Gens de maison, il y a 120 ans

par Stéphane Strowski

 

Stéphane Strowski,

né le 11 novembre 1870 à Mont-de-Marsan,

décédé le 11 juin 1954 à Plouescat,

 

Source : La Dépêche de Brest 12 juin 1934

 

Aux qualités qu'il fallait avoir pour être un bon domestique, dans les premières années du XIXe siècle, s'en adjoignait une essentielle : Se contenter de gages modiques.

 

Je trouve la nature et le montant de ces gages dans un vieux cahier de comptes, tenu par une propriétaire de la campagne, riche bourgeoise qui avait quitté Paris, puis Bordeaux, pour s'installer dans une petite commune rurale de l'Ouest.

Elle avait intitulé modestement son cahier, « Cahier pour les gages des domestiques à datter du 1er may 1809 ».

Elle faisait d'ailleurs resservir pour cet usage un ancien livre de blanchissage, commencé le 1er vendémiaire, an XIII, et demeuré inachevé.

 

Elle avait un nombreux personnel, car elle tenait à la division et à la spécialisation du travail parmi les gens de sa maison, et elle voulait être entièrement et minutieusement servie.

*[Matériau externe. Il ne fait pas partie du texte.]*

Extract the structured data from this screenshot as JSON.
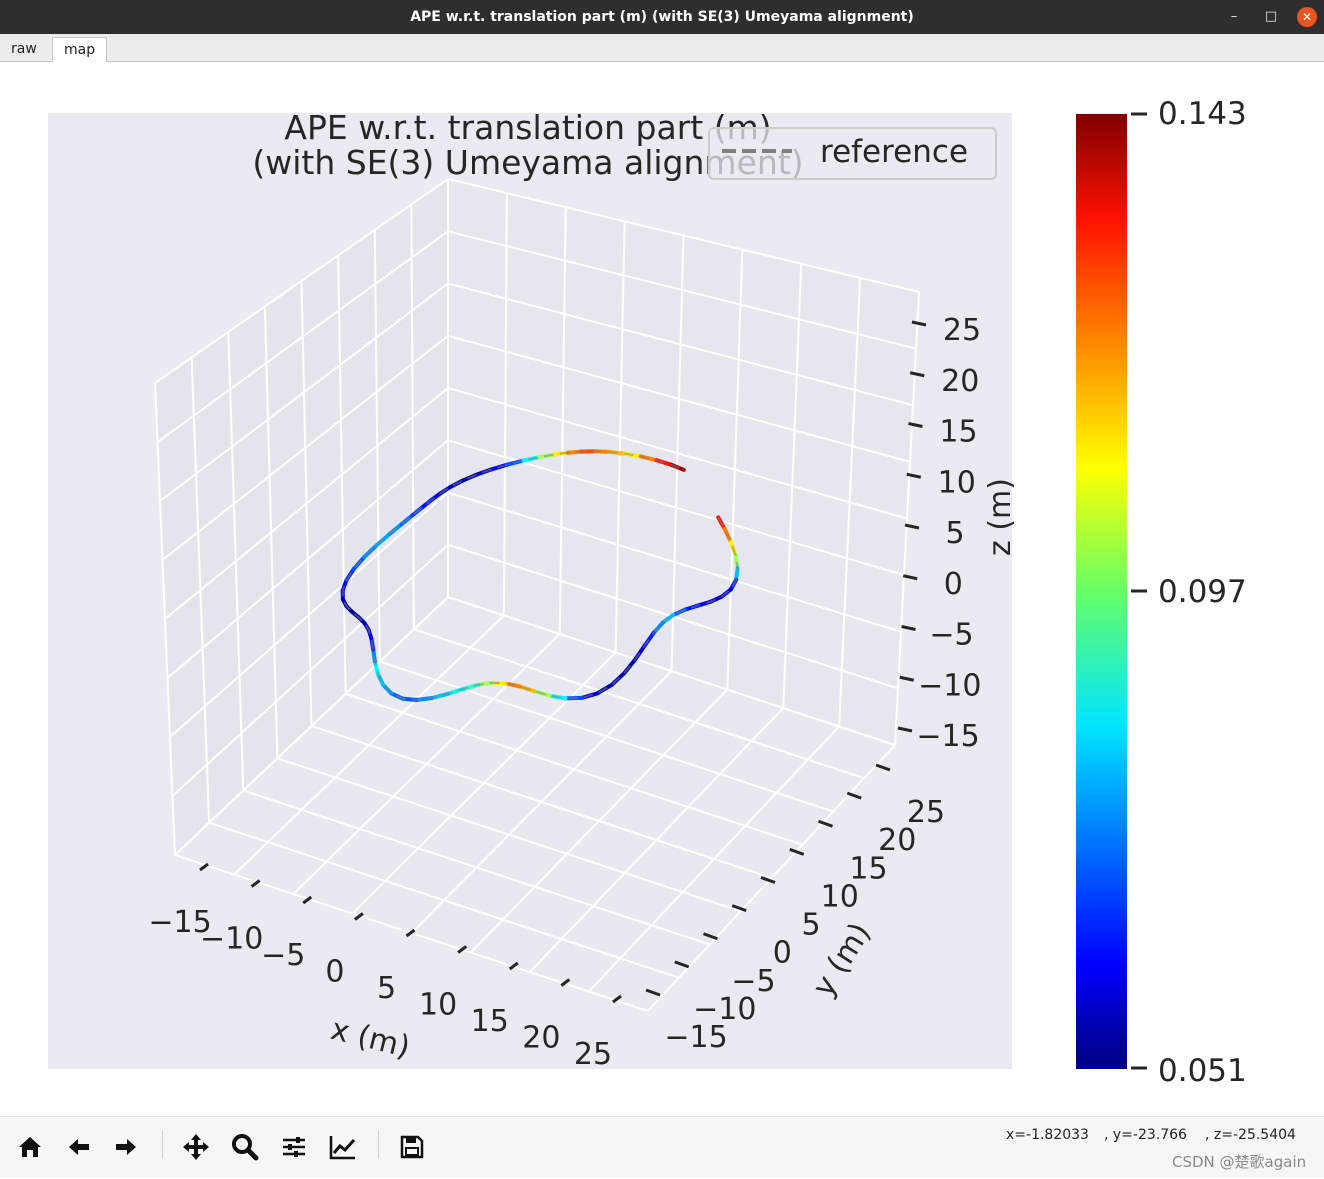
{
  "window": {
    "title": "APE w.r.t. translation part (m) (with SE(3) Umeyama alignment)",
    "min_glyph": "–",
    "max_glyph": "□",
    "close_glyph": "✕"
  },
  "tabs": [
    {
      "label": "raw",
      "active": false
    },
    {
      "label": "map",
      "active": true
    }
  ],
  "chart_data": {
    "type": "line",
    "projection": "3d",
    "title_line1": "APE w.r.t. translation part (m)",
    "title_line2": "(with SE(3) Umeyama alignment)",
    "legend": {
      "label": "reference",
      "style": "dashed gray",
      "position": "upper-right"
    },
    "xlabel": "x (m)",
    "ylabel": "y (m)",
    "zlabel": "z (m)",
    "xticks": [
      "−15",
      "−10",
      "−5",
      "0",
      "5",
      "10",
      "15",
      "20",
      "25"
    ],
    "yticks": [
      "−15",
      "−10",
      "−5",
      "0",
      "5",
      "10",
      "15",
      "20",
      "25"
    ],
    "zticks": [
      "25",
      "20",
      "15",
      "10",
      "5",
      "0",
      "−5",
      "−10",
      "−15"
    ],
    "xlim": [
      -15,
      25
    ],
    "ylim": [
      -15,
      25
    ],
    "zlim": [
      -15,
      25
    ],
    "grid": true,
    "colormap": "jet",
    "colorbar": {
      "min": 0.051,
      "mid": 0.097,
      "max": 0.143,
      "labels": [
        "0.143",
        "0.097",
        "0.051"
      ]
    },
    "series": [
      {
        "name": "reference",
        "note": "wavy closed loop trajectory, error-colored along path",
        "point_error": [
          0.13,
          0.12,
          0.11,
          0.1,
          0.08,
          0.065,
          0.06,
          0.058,
          0.06,
          0.064,
          0.07,
          0.08,
          0.075,
          0.065,
          0.058,
          0.055,
          0.054,
          0.056,
          0.06,
          0.07,
          0.085,
          0.1,
          0.115,
          0.12,
          0.11,
          0.1,
          0.09,
          0.085,
          0.08,
          0.075,
          0.07,
          0.072,
          0.076,
          0.08,
          0.085,
          0.075,
          0.065,
          0.06,
          0.057,
          0.055,
          0.054,
          0.053,
          0.055,
          0.058,
          0.062,
          0.066,
          0.07,
          0.075,
          0.078,
          0.076,
          0.072,
          0.068,
          0.064,
          0.06,
          0.058,
          0.056,
          0.055,
          0.057,
          0.062,
          0.07,
          0.085,
          0.1,
          0.11,
          0.12,
          0.125,
          0.12,
          0.115,
          0.11,
          0.12,
          0.13,
          0.14,
          0.138
        ]
      }
    ]
  },
  "toolbar": {
    "buttons": [
      "home-icon",
      "back-icon",
      "forward-icon",
      "pan-icon",
      "zoom-icon",
      "subplots-icon",
      "customize-icon",
      "save-icon"
    ],
    "coord_x": "x=-1.82033",
    "coord_y": ", y=-23.766",
    "coord_z": ", z=-25.5404"
  },
  "watermark": "CSDN @楚歌again"
}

Il lui fallait une cuisinière, une femme de chambre, une gouvernante, une servante :

Voilà pour le personnel féminin ;

pour le personnel masculin :

Un valet de chambre qui servait sans doute aussi de cocher, un intendant qualifié d'homme d'affaires, un garçon, aux attributions assez vagues, un pasteur et un gardeur de vaches, sans parler du renfort que l'on prendra plus tard.

Notez que cette vieille dame n'a d'autre famille qu'un fils qui vit avec elle et qui n'est pas marié.

En somme, c'est la maison et le domaine que cette armée de domestiques sert ; plutôt que les patrons.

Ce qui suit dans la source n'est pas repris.